El déficit de bicarbonato es una estimación basada en el peso de cuánto bicarbonato de sodio se necesitaría para elevar el HCO3 sérico de un paciente desde su valor actual hasta un valor objetivo. Es un cálculo de referencia usado para dimensionar el reemplazo en casos selectos de acidosis metabólica, no una orden de dosificación independiente.

Cómo funciona la fórmula del déficit de bicarbonato

La fórmula es déficit (mEq) = factor de distribución × peso (kg) × (HCO3 objetivo − HCO3 actual), con ambos valores de HCO3 en mEq/L. El factor de distribución representa el volumen de distribución aparente del bicarbonato, que no es simplemente el agua corporal total o el volumen de líquido extracelular — a medida que la acidosis se vuelve más grave, el bicarbonato parece distribuirse en un espacio aparente mayor, en parte porque el amortiguamiento desplaza hidrógeno y bicarbonato a través de las membranas celulares y el hueso.
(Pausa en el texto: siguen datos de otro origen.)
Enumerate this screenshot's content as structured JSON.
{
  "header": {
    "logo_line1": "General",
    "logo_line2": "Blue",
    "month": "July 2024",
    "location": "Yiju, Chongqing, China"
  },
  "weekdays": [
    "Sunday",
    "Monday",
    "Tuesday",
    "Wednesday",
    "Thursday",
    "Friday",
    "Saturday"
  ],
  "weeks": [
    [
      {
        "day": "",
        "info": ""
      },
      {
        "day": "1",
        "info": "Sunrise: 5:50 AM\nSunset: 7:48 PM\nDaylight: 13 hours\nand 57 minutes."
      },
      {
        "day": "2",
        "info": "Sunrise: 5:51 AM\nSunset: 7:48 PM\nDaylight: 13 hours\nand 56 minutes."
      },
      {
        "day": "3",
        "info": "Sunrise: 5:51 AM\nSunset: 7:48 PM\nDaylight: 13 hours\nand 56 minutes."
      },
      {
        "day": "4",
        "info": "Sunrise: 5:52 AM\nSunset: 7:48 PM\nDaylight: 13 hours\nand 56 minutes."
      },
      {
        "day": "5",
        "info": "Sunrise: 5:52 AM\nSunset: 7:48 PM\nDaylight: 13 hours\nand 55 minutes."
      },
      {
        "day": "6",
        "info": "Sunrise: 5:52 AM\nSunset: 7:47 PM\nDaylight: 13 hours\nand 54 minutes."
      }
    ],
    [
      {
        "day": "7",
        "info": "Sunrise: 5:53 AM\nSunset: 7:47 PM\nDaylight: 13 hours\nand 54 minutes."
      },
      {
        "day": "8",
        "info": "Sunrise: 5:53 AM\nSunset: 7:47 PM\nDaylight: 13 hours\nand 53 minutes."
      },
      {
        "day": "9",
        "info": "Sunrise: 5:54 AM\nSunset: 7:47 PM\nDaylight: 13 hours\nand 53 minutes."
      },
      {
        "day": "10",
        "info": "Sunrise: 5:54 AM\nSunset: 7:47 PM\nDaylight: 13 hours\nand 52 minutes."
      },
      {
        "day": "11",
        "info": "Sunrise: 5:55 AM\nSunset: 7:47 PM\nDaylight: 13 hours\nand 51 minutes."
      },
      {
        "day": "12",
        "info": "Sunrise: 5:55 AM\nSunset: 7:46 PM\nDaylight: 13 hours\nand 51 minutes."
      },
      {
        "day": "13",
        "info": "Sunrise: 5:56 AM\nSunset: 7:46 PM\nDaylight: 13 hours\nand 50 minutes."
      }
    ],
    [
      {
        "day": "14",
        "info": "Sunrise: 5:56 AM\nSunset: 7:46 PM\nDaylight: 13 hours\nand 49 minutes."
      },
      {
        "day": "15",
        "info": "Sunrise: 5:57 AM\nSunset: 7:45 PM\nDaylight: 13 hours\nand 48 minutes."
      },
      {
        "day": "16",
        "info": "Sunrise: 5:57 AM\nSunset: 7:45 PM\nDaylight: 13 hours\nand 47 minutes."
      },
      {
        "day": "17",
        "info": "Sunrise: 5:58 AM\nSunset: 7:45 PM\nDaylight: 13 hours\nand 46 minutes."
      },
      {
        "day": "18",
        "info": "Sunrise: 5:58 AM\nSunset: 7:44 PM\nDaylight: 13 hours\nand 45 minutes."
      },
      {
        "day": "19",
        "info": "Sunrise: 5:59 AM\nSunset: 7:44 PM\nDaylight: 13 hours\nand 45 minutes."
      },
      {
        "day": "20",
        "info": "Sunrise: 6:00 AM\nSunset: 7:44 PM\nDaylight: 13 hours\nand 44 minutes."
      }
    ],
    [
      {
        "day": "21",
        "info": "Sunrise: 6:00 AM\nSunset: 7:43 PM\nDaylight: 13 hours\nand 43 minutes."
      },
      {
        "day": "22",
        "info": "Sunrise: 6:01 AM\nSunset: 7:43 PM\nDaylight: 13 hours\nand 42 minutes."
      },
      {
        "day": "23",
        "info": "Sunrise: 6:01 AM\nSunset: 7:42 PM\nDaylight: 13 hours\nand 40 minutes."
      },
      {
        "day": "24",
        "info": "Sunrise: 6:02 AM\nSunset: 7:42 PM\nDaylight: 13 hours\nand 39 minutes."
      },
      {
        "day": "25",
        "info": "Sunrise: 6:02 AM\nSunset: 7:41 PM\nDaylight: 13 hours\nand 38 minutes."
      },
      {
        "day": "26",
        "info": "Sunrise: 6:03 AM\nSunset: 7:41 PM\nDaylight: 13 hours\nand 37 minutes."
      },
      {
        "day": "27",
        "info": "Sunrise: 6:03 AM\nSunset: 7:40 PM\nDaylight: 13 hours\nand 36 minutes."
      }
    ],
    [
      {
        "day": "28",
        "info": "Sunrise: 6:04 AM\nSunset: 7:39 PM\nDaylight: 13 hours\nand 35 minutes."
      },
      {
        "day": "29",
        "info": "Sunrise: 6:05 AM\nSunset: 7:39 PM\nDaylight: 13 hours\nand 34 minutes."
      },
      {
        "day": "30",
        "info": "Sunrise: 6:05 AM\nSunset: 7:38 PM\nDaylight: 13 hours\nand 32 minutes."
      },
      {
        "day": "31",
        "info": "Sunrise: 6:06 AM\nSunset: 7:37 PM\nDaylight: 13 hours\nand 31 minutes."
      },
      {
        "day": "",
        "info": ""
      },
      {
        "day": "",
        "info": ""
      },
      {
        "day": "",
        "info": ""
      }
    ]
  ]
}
Por eso las fuentes publicadas usan factores diferentes, comúnmente entre 0.3 y 0.6, usándose 0.4 (coincidiendo con la referencia de Déficit de Bicarbonato de MDCalc) como valor predeterminado de esta calculadora.

Entradas y qué significan

El peso se ingresa en kg y debe reflejar el peso corporal real del paciente usado para otras dosificaciones basadas en el peso. El HCO3 actual proviene de un panel metabólico básico o de una gasometría arterial/venosa, en mEq/L. El HCO3 objetivo viene predeterminado en 24 mEq/L (un valor normal típico) pero se puede ajustar — muchos protocolos apuntan solo a una corrección parcial (por ejemplo, HCO3 de 18-20) en lugar de un valor normal completo en el primer paso. El factor de distribución es la entrada con más probabilidades de necesitar ajuste: como varía según la fuente, cambiarlo modifica directa y proporcionalmente el déficit estimado, como muestra la tabla de sensibilidad en la pestaña de Factor de Distribución.

Por qué los clínicos corrigen solo parte del déficit

La práctica estándar es reemplazar aproximadamente la mitad del déficit calculado inicialmente, para luego revisar los análisis antes de administrar más — la corrección completa y rápida de un déficit calculado grande no es la práctica estándar y puede sobrepasarse. La administración rápida o excesiva de bicarbonato de sodio conlleva riesgos reales, incluyendo hipernatremia, sobrecarga de volumen y alcalosis metabólica de rebote, además de una caída paradójica del pH intracelular y del líquido cefalorraquídeo en algunos contextos. Esta calculadora proporciona solo una estimación de referencia; la decisión de administrar bicarbonato o no, cuánto y a qué velocidad, es un juicio clínico que depende de la causa subyacente de la acidosis, el estado hemodinámico y la respuesta al tratamiento — no solo de este número.